Friday, July 16, 2010
Man made future
When people are thinking about how life will be in future, they are usually thinking of how our life will develop in a technical way. Shall we have houses completely guided by computers where, for instance, our meals are already prepared while we are yet on our way home? Will high speed trains connect the corners of the world? How will the newest telephone look like? Can solar energy solve our present energy problem? And so on. What these let’s call them “technical futurologists” always forget, however, is that our future is not determined by what we technically can and by our technical gadgets. If that were true, the Industrial Revolution would have begun already 2000 years ago. For wasn’t it Heron of Alexandria (10-70 A.D.) who invented the steam engine? No, what our future will be is not in our technical possibilities.

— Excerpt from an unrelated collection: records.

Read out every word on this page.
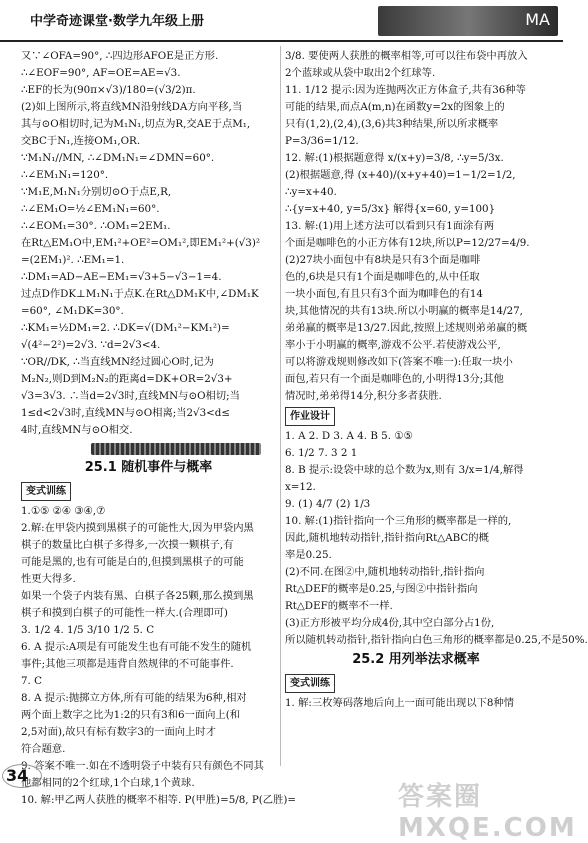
中学奇迹课堂·数学九年级上册	MA
又∵∠OFA=90°, ∴四边形AFOE是正方形.
∴∠EOF=90°, AF=OE=AE=√3.
∴EF的长为(90π×√3)/180=(√3/2)π.
(2)如上图所示,将直线MN沿射线DA方向平移,当
其与⊙O相切时,记为M₁N₁,切点为R,交AE于点M₁,
交BC于N₁,连接OM₁,OR.
∵M₁N₁//MN, ∴∠DM₁N₁=∠DMN=60°.
∴∠EM₁N₁=120°.
∵M₁E,M₁N₁分别切⊙O于点E,R,
∴∠EM₁O=½∠EM₁N₁=60°.
∴∠EOM₁=30°. ∴OM₁=2EM₁.
在Rt△EM₁O中,EM₁²+OE²=OM₁²,即EM₁²+(√3)²
=(2EM₁)². ∴EM₁=1.
∴DM₁=AD−AE−EM₁=√3+5−√3−1=4.
过点D作DK⊥M₁N₁于点K.在Rt△DM₁K中,∠DM₁K
=60°, ∠M₁DK=30°.
∴KM₁=½DM₁=2. ∴DK=√(DM₁²−KM₁²)=
√(4²−2²)=2√3. ∵d=2√3<4.
∵OR//DK, ∴当直线MN经过圆心O时,记为
M₂N₂,则D到M₂N₂的距离d=DK+OR=2√3+
√3=3√3. ∴当d=2√3时,直线MN与⊙O相切;当
1≤d<2√3时,直线MN与⊙O相离;当2√3<d≤
4时,直线MN与⊙O相交.
25.1 随机事件与概率
变式训练
1.①⑤ ②④ ③④,⑦
2.解:在甲袋内摸到黑棋子的可能性大,因为甲袋内黑
棋子的数量比白棋子多得多,一次摸一颗棋子,有
可能是黑的,也有可能是白的,但摸到黑棋子的可能
性更大得多.
如果一个袋子内装有黑、白棋子各25颗,那么摸到黑
棋子和摸到白棋子的可能性一样大.(合理即可)
3. 1/2 4. 1/5 3/10 1/2 5. C
6. A 提示:A项是有可能发生也有可能不发生的随机
事件;其他三项都是违背自然规律的不可能事件.
7. C
8. A 提示:抛掷立方体,所有可能的结果为6种,相对
两个面上数字之比为1:2的只有3和6一面向上(和
2,5对面),故只有标有数字3的一面向上时才
符合题意.
9. 答案不唯一.如在不透明袋子中装有只有颜色不同其
他都相同的2个红球,1个白球,1个黄球.
10. 解:甲乙两人获胜的概率不相等. P(甲胜)=5/8, P(乙胜)=
3/8. 要使两人获胜的概率相等,可可以往布袋中再放入
2个蓝球或从袋中取出2个红球等.
11. 1/12 提示:因为连抛两次正方体盒子,共有36种等
可能的结果,而点A(m,n)在函数y=2x的图象上的
只有(1,2),(2,4),(3,6)共3种结果,所以所求概率
P=3/36=1/12.
12. 解:(1)根据题意得 x/(x+y)=3/8, ∴y=5/3x.
(2)根据题意,得 (x+40)/(x+y+40)=1−1/2=1/2,
∴y=x+40.
∴{y=x+40, y=5/3x} 解得{x=60, y=100}
13. 解:(1)用上述方法可以看到只有1面涂有两
个面是咖啡色的小正方体有12块,所以P=12/27=4/9.
(2)27块小面包中有8块是只有3个面是咖啡
色的,6块是只有1个面是咖啡色的,从中任取
一块小面包,有且只有3个面为咖啡色的有14
块,其他情况的共有13块.所以小明赢的概率是14/27,
弟弟赢的概率是13/27.因此,按照上述规则弟弟赢的概
率小于小明赢的概率,游戏不公平.若使游戏公平,
可以将游戏规则修改如下(答案不唯一):任取一块小
面包,若只有一个面是咖啡色的,小明得13分;其他
情况时,弟弟得14分,积分多者获胜.
作业设计
1. A 2. D 3. A 4. B 5. ①⑤
6. 1/2 7. 3 2 1
8. B 提示:设袋中球的总个数为x,则有 3/x=1/4,解得
x=12.
9. (1) 4/7 (2) 1/3
10. 解:(1)指针指向一个三角形的概率都是一样的,
因此,随机地转动指针,指针指向Rt△ABC的概
率是0.25.
(2)不同.在图②中,随机地转动指针,指针指向
Rt△DEF的概率是0.25,与图②中指针指向
Rt△DEF的概率不一样.
(3)正方形被平均分成4份,其中空白部分占1份,
所以随机转动指针,指针指向白色三角形的概率都是0.25,不是50%.
25.2 用列举法求概率
变式训练
1. 解:三枚筹码落地后向上一面可能出现以下8种情
34
答案圈 MXQE.COM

Or rather, they are a limiting condition at most. What really makes the future is man him/herself. It is the way man deals with inventions and even more the way men deals with each other. In short: our future will be in our human relations and how we’ll socially manage the new technology. What will count in the first place is how we’ll go along with each other in daily life, whether we’ll continue to defend our personal interests at the expense of others, short-sighted politics, the presence or absence of racism, war and manmade poverty and the way we’ll use our inventions, etc. , so our social inventions. Not what is technically possible will make our future but what we’ll humanly make of it.